ISO/IEC 27001 formally specifies an Information Security Management System (ISMS), a suite of activities concerning the management of information security risks. The ISMS is an overarching management framework through which the organization identifies, analyzes and addresses its information security risks. The ISMS ensures that the security arrangements are fine-tuned to keep pace with changes to the security threats, vulnerabilities and business impacts.
ISO/IEC 27001 is derived from BS 7799 Part 2, published in 1999. BS 7799 Part 2 was revised by BSI in 2002, explicitly incorporating Deming’s Plan-Do-Check-Act cyclic process concept, and was adopted by ISO/IEC as ISO/IEC 27001 in 2005. It was extensively revised in 2013, bringing it into line with the other ISO certified management systems standards and dropping the PDCA concept.

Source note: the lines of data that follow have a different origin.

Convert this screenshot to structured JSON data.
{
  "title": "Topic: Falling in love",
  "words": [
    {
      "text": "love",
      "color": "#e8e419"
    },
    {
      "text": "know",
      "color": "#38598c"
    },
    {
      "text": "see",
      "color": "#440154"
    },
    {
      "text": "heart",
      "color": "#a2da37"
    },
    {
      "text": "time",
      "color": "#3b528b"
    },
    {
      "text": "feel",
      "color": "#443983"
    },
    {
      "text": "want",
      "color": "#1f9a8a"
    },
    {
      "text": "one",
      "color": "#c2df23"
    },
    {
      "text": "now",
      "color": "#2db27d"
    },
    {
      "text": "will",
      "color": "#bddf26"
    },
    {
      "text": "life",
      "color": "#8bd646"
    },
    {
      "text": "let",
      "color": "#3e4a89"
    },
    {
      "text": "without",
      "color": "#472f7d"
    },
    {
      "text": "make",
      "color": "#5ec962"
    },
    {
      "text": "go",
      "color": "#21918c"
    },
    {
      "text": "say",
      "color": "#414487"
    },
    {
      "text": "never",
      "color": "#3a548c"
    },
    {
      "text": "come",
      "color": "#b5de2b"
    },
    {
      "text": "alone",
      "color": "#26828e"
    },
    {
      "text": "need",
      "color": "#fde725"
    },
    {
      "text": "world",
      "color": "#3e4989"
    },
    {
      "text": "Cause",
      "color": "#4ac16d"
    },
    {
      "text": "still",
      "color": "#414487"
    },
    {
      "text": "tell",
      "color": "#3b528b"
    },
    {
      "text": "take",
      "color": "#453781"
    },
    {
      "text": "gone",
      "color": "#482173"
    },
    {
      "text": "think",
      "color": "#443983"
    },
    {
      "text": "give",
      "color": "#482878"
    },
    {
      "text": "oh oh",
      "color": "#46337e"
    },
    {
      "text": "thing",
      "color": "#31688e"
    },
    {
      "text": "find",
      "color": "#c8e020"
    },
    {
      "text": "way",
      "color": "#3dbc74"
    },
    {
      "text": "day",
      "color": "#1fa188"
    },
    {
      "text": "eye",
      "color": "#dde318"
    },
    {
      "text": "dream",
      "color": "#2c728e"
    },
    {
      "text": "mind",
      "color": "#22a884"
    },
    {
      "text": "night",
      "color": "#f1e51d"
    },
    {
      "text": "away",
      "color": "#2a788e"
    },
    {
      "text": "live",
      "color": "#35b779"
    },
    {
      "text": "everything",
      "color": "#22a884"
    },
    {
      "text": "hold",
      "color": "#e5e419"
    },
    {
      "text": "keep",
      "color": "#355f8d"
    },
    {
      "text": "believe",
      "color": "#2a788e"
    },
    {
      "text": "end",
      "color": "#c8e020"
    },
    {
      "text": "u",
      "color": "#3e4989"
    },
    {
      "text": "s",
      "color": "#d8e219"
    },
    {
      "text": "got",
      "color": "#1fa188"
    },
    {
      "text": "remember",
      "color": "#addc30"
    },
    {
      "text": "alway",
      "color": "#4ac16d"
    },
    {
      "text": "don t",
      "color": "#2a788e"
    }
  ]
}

An Information Security Management System (ISMS) is a systematic approach for establishing, implementing, operating, monitoring, reviewing, maintaining and improving an organization’s information security to achieve business objectives (ISO/IEC 27000:2014).
It encompasses people, processes and technology, recognizing that information security is not just about antivirus software, implementing the latest firewall or locking down your laptops or web servers. The overall approach to information security should be strategic as well as operational, and different security initiatives should be prioritized, integrated and cross-referenced to ensure overall effectiveness. An ISMS helps you coordinate all your security efforts (both electronic and physical) coherently, consistently and cost-effectively.